Pria tua yang berjalan di samping mereka mengangguk pelan. "Kuil itu adalah tempat di mana mereka yang tahu tentang kekuatan dunia ini pernah bersembunyi. Mereka yang tahu tentang ancaman yang lebih besar dari yang kita bayangkan."
Raka terdiam sejenak, merenung. Dia tahu mereka sedang berjalan menuju sebuah kebenaran yang lebih besar, yang mungkin akan mengguncang segalanya yang telah dia kenal. Kegelapan yang telah mereka hadapi sebelumnya hanyalah bagian kecil dari gambaran yang lebih besar.
Mereka tiba di sebuah lembah yang terletak di antara dua gunung besar. Di sana, sebuah kuil tua berdiri megah, namun sangat berbeda dengan bayangan yang ada di benak Raka. Tidak ada cahaya, hanya bayangan kelam yang menyelimuti seluruh kuil itu. Sinar bulan yang samar-samar menyinari temboknya yang rusak, memberikan kesan menyeramkan. Seperti sebuah tempat yang tidak pernah benar-benar hidup, hanya menunggu waktu untuk dihancurkan.
"Kuil ini sudah lama terlupakan," kata wanita penjaga itu dengan suara rendah, seolah menghormati tempat tersebut. "Tidak banyak yang tahu tentangnya. Tetapi di sinilah semuanya dimulai."
Raka merasa ada ketegangan yang mulai merasuki tubuhnya. Dia tahu mereka berada di ambang penemuan yang besar, tetapi apa yang mereka temukan di sini bisa mengubah segalanya. "Apa yang sebenarnya terjadi di sini?" tanya Raka, matanya berfokus pada pintu besar kuil yang terbuka sedikit.
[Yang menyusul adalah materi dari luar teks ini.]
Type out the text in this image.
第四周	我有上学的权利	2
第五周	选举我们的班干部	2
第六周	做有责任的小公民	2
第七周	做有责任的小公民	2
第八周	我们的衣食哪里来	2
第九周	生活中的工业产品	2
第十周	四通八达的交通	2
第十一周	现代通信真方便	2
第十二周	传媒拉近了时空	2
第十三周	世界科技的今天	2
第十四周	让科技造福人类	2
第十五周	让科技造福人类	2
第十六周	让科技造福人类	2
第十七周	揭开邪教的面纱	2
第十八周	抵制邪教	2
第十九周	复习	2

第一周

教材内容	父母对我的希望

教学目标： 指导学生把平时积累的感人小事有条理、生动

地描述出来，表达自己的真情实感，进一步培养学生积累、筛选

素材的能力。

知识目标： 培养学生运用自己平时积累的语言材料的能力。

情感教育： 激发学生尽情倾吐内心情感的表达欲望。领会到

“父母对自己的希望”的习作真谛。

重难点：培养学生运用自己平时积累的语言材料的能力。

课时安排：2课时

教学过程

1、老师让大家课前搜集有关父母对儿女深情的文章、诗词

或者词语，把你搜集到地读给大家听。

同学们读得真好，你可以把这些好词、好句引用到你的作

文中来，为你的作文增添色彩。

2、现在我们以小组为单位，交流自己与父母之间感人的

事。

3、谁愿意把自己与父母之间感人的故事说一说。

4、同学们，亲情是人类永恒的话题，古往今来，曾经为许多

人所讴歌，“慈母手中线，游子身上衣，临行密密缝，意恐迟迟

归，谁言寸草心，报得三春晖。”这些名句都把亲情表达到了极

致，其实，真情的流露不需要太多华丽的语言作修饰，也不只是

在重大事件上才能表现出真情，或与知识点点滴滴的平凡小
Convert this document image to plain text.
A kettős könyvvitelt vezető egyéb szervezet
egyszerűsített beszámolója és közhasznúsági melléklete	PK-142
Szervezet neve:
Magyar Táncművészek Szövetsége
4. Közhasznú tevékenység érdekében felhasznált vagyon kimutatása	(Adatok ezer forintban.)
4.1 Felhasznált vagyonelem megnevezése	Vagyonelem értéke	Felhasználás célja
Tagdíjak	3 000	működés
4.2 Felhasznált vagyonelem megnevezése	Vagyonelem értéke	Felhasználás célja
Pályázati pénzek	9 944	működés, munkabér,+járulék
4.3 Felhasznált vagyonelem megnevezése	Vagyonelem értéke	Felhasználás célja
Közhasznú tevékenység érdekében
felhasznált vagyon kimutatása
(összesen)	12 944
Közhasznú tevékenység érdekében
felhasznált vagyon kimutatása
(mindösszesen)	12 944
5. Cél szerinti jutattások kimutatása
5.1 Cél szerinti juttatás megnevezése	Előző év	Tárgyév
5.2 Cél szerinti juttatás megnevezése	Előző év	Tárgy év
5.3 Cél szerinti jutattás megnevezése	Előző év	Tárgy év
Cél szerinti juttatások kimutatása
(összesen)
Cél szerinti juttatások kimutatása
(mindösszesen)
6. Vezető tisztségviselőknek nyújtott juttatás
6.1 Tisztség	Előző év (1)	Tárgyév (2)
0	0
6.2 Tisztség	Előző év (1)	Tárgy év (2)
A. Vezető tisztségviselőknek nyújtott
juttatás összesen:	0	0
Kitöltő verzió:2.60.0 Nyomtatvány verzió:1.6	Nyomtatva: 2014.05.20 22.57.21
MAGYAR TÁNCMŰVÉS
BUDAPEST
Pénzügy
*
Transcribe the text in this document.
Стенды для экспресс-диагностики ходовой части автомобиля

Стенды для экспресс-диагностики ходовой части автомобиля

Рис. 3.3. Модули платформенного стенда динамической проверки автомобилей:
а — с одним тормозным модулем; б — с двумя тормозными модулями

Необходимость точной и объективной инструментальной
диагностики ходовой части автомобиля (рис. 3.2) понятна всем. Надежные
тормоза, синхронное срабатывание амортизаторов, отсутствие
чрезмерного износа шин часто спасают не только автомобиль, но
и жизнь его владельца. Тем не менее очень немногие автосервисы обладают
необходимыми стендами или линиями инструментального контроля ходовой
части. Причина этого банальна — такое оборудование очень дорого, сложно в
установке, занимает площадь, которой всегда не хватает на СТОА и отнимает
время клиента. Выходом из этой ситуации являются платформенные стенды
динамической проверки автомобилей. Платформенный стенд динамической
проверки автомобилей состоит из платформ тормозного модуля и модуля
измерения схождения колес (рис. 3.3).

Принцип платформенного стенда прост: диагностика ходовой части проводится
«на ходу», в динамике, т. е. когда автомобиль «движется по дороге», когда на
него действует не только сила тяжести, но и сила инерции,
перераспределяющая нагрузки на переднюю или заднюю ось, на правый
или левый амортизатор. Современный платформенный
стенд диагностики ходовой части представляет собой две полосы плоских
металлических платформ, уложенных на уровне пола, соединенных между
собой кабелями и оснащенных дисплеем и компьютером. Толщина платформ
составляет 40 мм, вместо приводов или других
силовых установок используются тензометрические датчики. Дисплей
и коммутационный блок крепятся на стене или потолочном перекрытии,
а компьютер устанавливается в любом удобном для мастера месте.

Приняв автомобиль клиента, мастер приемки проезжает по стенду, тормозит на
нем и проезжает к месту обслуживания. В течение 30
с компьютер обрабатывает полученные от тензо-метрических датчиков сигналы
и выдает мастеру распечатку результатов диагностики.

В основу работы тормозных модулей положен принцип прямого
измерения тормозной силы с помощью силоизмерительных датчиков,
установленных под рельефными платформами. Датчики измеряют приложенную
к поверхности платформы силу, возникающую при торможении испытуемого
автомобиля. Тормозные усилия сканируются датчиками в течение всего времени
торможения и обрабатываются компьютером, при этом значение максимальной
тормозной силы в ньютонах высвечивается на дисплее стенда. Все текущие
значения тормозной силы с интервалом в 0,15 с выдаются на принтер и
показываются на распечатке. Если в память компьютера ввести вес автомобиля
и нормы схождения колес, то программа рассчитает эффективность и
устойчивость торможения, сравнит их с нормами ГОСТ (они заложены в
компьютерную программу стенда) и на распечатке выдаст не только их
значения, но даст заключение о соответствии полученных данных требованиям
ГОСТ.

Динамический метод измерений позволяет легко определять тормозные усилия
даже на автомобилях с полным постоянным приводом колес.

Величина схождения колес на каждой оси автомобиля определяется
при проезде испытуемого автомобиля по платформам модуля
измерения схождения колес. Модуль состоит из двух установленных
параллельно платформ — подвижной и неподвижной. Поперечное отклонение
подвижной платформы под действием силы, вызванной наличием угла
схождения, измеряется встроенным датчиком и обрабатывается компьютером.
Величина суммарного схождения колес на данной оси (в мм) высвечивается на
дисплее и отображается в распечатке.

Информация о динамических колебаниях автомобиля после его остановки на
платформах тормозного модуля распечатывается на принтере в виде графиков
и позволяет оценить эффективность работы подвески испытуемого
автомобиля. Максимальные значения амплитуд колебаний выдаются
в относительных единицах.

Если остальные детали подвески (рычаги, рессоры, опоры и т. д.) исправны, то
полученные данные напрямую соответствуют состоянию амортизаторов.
Wanita itu menatap Raka dengan tajam. "Dulu, para penjaga kuil ini adalah mereka yang mengawasi keseimbangan dunia ini. Tetapi ada sesuatu yang salah. Sesuatu yang terjadi di sini yang menyebabkan kehancuran dan membawa kegelapan. Kekuatan yang lebih besar dari yang kita ketahui mungkin telah terlepas dari tempat ini."
Pintu kuil yang berat itu terbuka perlahan, mengeluarkan suara berderak yang mengerikan. Keheningan malam semakin terasa saat mereka melangkah masuk. Di dalamnya, udara terasa lebih berat, kaku, seperti ada sesuatu yang menyelimuti ruang itu. Dinding kuil itu dipenuhi dengan ukiran-ukiran kuno yang hampir tidak dapat dikenali, melambangkan berbagai simbol yang tak dikenal oleh siapa pun di antara mereka.
"Kita harus berhati-hati," bisik pria tua itu, suaranya bergetar. "Tempat ini tidak ramah. Ada kekuatan yang telah lama terperangkap di sini, dan kita tidak tahu apa yang akan terjadi."
Namun, mereka tidak punya pilihan selain terus maju. Raka merasakan langkahnya semakin berat, meskipun tidak ada yang tampak menghalangi mereka. Mereka terus menelusuri lorong kuil yang panjang, dikelilingi oleh bayangan yang bergerak dengan sendirinya. Setiap suara di dalam kuil itu terasa begitu menakutkan, seperti ada sesuatu yang mengikuti mereka dari balik kegelapan.
Akhirnya, mereka sampai di sebuah ruang besar, yang dikelilingi oleh patung-patung kuno yang tampak hidup. Mata patung itu seperti mengawasi mereka, memberikan perasaan yang sangat tidak nyaman. Di tengah ruangan itu, sebuah altar besar terlihat, di mana sebuah batu hitam besar terletak di atasnya, memancarkan cahaya yang sangat gelap, seperti energi yang berbahaya.
"Itu... batu itu..." bisik wanita penjaga itu, wajahnya tampak ketakutan. "Itulah sumber dari kekuatan yang telah merusak dunia ini."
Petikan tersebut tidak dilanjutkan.